Política
DEPUTADOS COBRAM DETALHAMENTO SOBRE USO DE R$ 2 BILHÕES
Parlamentares querem saber onde o governo do Estado vai investir os recursos obtidos com a privatização de parte dos serviços da Casal
A primeira semana de funcionamento da BRK Ambiental acendeu na Assembleia Legislativa o desejo de conhecer mais detalhes sobre o processo que envolve a concessão dos serviços da Região Metropolitana de Maceió, envolvendo 13 municípios. Desde a assinatura do contrato, ainda em 2020, a empresa já repassou para o governo do Estado R$ 600 milhões e ainda deverá depositar mais R$ 1,4 bilhão, totalizando R$ 2 bilhões, para que explore os serviços de água esgoto na região por 35 anos. Só que até agora não houve a devida prestação de contas sobre nada. A situação é tão misteriosa e sem transparência que até o vice-presidente da Assembleia Legislativa do Estado, deputado estadual Galba Novaes (MDB), integrante da base do governo Renan Filho (MDB), protocolou um requerimento solicitando informações ao Gabinete Civil sobre como serão investidos os recursos.
No pedido, inicialmente encaminhado ao presidente da Casa, deputado Marcelo Victor (Solidariedade), Galba lembra que a Lei Complementar Estadual n° 50/2019, aprovada no Poder Legislativo, define que a Assembleia Geral da Região Metropolitana deveria garantir detalhes sobre os interesses públicos e sociais da população alagoana. “E esse é o ponto que, no nosso entender, merece maior atenção da ALE, sobretudo no que diz respeito à Metropolitana, de que os recursos percebidos pelo Estado de Alagoas à título de outorga, que totalizam R$ 2 bilhões, pudessem ser livremente aplicados pelo Governo do Estado, não atribuindo-lhe qualquer mínima aderência às demandas próprias de cada município competente da RMM”, diz um trecho do documento.
O questionamento do parlamentar governista lembra ainda que não é apenas ele quem busca mais informações, mas também ações que tramitam no Supremo Tribunal Federal (STF), uma delas movida pelo Partido Progressista, a qual a liminar será julgada pelo pleno da corte. Em ambos os casos a dúvida é saber como será atuação, mas principalmente, os investimentos que serão feitos, em especial nas cidades que durante anos tinham seus próprios sistemas de abastecimento, agora incorporados, sem nenhum tipo de indenização para as respectivas prefeituras.

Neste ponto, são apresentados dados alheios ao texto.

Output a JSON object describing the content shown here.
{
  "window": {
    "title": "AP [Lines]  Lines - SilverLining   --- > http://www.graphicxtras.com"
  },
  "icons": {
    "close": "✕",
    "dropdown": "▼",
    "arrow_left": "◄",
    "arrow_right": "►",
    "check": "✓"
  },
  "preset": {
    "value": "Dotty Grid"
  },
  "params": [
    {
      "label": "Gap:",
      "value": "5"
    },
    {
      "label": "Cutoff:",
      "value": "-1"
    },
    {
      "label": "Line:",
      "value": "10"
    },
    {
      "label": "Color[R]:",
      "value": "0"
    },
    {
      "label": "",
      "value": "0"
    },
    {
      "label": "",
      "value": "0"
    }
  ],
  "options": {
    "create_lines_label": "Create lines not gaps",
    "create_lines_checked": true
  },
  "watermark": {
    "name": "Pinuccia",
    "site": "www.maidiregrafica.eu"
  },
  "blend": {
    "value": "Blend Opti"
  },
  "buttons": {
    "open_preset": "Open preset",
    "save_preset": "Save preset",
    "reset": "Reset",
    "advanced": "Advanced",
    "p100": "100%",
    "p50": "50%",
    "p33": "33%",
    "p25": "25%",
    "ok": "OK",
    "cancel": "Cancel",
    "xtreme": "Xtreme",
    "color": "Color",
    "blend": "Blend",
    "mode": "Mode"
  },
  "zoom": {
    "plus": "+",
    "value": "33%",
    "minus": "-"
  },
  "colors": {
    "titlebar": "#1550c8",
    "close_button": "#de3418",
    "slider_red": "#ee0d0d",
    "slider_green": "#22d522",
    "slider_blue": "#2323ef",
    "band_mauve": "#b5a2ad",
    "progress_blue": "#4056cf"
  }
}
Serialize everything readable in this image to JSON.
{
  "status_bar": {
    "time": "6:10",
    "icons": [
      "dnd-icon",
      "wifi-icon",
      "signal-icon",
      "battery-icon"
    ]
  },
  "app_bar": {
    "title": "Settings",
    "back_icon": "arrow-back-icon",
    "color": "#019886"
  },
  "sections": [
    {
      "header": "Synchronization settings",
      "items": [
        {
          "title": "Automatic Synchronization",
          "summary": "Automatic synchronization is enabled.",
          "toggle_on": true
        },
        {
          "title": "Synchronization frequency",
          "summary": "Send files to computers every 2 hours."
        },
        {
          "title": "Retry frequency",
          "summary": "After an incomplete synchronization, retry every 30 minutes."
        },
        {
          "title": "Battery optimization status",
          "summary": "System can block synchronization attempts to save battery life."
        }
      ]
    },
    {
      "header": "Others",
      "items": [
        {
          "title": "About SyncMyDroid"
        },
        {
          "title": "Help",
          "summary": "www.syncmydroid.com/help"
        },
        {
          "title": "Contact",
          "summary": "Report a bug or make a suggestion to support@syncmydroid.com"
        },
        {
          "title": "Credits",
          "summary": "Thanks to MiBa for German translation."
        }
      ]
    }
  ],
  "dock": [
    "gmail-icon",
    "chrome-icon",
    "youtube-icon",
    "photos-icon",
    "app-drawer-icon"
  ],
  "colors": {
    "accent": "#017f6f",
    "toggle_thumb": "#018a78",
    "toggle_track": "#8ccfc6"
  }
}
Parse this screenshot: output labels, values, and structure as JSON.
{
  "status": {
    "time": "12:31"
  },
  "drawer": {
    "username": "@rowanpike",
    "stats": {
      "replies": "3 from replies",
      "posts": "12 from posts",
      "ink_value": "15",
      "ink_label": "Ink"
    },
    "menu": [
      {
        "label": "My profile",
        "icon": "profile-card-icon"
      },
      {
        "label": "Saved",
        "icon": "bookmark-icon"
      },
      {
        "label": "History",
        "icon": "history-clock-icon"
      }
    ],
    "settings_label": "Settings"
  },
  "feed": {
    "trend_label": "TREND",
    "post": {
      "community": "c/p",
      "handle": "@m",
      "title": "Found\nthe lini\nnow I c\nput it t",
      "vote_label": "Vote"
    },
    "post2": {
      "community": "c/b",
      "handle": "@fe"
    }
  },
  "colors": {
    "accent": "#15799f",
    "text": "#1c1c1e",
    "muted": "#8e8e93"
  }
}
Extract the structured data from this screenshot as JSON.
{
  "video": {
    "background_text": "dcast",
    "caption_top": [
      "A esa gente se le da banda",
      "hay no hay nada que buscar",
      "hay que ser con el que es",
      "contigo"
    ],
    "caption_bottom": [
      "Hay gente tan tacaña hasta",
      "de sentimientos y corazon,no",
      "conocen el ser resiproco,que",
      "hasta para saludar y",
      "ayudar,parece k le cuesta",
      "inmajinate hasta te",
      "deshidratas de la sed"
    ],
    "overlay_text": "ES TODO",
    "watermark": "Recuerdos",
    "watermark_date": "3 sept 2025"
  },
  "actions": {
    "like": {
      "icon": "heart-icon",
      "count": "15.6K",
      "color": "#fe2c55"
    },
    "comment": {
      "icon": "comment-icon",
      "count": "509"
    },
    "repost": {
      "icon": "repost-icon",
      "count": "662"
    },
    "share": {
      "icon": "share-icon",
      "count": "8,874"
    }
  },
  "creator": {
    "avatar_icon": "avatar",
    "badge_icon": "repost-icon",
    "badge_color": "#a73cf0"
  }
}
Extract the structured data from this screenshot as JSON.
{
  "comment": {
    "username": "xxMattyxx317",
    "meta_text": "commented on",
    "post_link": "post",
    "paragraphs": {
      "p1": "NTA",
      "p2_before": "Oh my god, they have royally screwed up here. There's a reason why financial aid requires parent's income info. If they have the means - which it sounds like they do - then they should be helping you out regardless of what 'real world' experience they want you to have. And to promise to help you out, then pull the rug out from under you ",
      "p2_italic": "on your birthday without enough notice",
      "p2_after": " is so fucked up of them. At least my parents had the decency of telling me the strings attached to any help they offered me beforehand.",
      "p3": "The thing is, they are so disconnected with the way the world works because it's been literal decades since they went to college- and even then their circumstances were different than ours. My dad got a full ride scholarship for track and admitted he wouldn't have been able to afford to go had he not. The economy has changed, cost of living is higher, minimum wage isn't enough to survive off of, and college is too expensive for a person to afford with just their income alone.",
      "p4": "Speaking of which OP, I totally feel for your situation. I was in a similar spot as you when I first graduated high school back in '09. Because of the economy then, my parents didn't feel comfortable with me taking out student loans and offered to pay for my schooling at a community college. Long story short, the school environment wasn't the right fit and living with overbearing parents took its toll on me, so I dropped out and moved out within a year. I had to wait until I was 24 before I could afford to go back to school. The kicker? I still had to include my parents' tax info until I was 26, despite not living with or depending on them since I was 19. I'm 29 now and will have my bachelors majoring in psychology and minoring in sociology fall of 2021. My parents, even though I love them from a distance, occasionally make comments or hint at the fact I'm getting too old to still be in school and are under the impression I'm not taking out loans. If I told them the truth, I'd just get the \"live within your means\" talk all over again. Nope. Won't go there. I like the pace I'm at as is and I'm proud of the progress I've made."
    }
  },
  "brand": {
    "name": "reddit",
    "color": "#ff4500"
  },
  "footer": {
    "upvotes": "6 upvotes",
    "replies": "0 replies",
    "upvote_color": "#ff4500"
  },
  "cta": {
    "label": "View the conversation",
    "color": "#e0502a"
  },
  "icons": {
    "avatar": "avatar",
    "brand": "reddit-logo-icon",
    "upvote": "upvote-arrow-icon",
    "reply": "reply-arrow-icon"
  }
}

“Além disso, a transferência dos serviços de abastecimento de água e esgoto da Região Metropolitana de Maceió, por 35 anos, conforme noticiado, acabou por não observar que os valores repassados à título de outorga, livremente, ao Estado de Alagoas, deveriam ter sido repassados diretamente aos municípios que serão, ao fim, os efetivos concedentes dos serviços próprios de sua competência”, argumentou Galba no pedido. Mais adiante, ele lembra que até o momento existe uma total ausência das programações de investimentos para cada cidade, lembrando inclusive que em outras ações já propostas foi arguida a ilegalidade dos atos do próprio Governo do Estado. Em outro trecho do requerimento, Galba lembra que há exemplos de situações semelhantes ocorridas em outros estados. Nestes casos os recursos foram repassados para todos os municípios alcançados pelo contrato de concessão. Por isso, está certo de que legalmente o pleito que faz a presidência da casa, afim de que encaminhe o caso ao plenário é de interesse da sociedade alagoana.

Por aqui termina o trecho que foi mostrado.